De repente, una melodía inundó la sala y el hombre del traje gris quedó paralizado. Apenas se apercibió de ella, la música se introdujo bruscamente en su cabeza colapsando sus sentidos e invitándole a cerrar los ojos. Así, de pie, en tierra de nadie y con los ojos cerrados, las notas del vals se fueron expandieron en su cerebro y en cada centímetro de su piel. Rápida, como un virus letal, la melodía se adueñó de sus torpes pensamientos, de sus vagas emociones y de todos y cada uno de los parias de la sala. Escondido en su ensimismamiento, el hombre del traje gris se mecía con el compás y, a través de él, pudo ver como el hombre cachondo de la medalla de oro invitaba a bailar a la sudamericana despampanante.
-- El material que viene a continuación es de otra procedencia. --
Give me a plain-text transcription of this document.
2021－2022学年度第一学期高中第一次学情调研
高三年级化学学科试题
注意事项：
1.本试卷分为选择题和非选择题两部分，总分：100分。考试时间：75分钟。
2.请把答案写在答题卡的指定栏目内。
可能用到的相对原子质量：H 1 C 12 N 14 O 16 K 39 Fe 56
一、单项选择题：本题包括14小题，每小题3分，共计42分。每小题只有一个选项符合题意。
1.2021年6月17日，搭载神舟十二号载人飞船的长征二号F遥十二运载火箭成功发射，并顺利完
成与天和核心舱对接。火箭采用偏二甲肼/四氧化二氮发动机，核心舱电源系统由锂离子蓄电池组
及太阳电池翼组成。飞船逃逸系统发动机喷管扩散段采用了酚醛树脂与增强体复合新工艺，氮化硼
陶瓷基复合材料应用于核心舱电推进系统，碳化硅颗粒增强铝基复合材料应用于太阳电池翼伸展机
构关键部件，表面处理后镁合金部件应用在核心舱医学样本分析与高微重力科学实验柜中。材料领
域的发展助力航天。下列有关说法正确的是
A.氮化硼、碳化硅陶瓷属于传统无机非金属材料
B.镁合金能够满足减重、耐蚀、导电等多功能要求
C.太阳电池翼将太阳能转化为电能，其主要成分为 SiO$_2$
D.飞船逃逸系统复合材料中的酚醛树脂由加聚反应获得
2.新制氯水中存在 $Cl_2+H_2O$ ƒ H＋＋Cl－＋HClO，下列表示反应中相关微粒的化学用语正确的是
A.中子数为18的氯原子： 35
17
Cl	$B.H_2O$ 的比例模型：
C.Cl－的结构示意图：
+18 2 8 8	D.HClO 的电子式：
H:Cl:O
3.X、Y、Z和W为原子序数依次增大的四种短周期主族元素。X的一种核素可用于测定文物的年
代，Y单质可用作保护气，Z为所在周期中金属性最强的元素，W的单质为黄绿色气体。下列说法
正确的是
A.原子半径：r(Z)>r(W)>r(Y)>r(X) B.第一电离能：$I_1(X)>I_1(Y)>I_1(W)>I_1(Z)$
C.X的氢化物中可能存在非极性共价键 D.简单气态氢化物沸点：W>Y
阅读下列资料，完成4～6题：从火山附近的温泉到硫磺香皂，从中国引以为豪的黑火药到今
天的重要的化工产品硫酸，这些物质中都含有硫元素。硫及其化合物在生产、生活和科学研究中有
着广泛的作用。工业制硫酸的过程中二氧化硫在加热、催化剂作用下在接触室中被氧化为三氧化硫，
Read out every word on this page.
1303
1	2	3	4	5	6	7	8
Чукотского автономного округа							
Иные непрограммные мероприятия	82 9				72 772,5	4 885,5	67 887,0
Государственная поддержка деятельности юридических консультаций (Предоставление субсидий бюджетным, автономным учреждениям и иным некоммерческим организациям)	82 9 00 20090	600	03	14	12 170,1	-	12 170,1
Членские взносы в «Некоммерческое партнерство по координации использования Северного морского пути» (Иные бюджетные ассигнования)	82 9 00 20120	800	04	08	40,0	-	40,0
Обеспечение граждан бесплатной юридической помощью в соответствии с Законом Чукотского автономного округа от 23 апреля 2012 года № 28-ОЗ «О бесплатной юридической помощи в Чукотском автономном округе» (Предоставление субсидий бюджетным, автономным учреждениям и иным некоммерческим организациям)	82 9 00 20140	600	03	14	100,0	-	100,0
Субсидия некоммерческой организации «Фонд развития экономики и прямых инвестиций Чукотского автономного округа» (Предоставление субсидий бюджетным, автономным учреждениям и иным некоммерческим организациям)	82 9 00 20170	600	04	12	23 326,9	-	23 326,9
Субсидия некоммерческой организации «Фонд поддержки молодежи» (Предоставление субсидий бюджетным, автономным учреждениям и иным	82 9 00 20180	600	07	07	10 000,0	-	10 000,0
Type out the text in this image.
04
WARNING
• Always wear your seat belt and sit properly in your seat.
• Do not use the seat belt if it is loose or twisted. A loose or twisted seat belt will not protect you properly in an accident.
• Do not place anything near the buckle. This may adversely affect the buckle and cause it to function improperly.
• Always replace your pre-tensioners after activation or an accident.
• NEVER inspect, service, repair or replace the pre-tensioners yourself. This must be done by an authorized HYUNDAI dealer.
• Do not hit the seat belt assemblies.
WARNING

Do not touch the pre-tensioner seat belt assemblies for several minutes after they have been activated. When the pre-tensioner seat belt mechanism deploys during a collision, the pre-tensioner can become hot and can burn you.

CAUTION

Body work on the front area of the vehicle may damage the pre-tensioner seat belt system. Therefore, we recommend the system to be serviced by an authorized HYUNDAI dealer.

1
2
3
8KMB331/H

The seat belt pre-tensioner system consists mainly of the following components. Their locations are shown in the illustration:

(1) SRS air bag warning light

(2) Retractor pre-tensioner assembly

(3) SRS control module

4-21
Además la pequeña había dejado de gimotear, en tanto la madre adolescente se contoneaba junto a uno de los gitanos. En la otra esquina, los ciudadanos magrebíes llevaban del brazo a la macarrilla y a la chica de las gafas de sol. Las risas de las jóvenes señoritas parecían armonizar perfectamente con la dulce melodía. Al fondo, junto a las ventanas, la señorita discreta y gris manoseaba al señor elegante pero desaliñado mientras él intentaba meterle mano a uno de sus pechos. Sobre ellos, el indicador de turnos mostraba tres ceros enormes y rojos en su pantalla. En ese justo instante la funcionaria se levantó de su trono y liberó su negra melena dejándola caer sobre sus hombros. Con audacia y decisión se libró de sus gafas de pasta y cayó sumisa en los brazos del hombre del traje gris. Así, comenzaron a bailar el vals dando vueltas y más vueltas. La sala entera daba vueltas. El universo giraba y, en él, los malditos danzaban. Todos reían. Esa melodía redentora no era solo un vals. Ni siquiera una danza. Era la música de la armonía. El sonido de la felicidad.


“¿Si? ¿Dígame...?”

Esas dos palabras pronunciadas en un precario castellano fulminaron la ensoñación y con ello el baile de los malditos. El hombre del traje gris pudo ver como un ruso, grande como un armario, sujetaba su teléfono con nerviosismo mientras intentaba hacerse entender con escaso éxito. Una niña que observaba al hombretón se reía de su falta de vocabulario jaleada por sus padres.


La música había desaparecido y con ella cualquier posibilidad de redención. Los dedos escudriñaron el interior de la chaqueta. El hombre del traje gris contempló como, de nuevo, el odio, el racismo y la necesidad saturaban la oficina de empleo. La maldad volvía a teñir cada mirada, cada gesto, cada susurro de unas vidas hacinadas. Aunque ya sujetaba el interruptor de los explosivos, que rodeaban sus costillas bajo la chaqueta, aún tuvo tiempo para acordarse de la que, hasta hacía bien poco, había sido su mujer y su último pensamiento fue para ella.


El hombre del traje gris desperdició así los últimos instantes de su vida.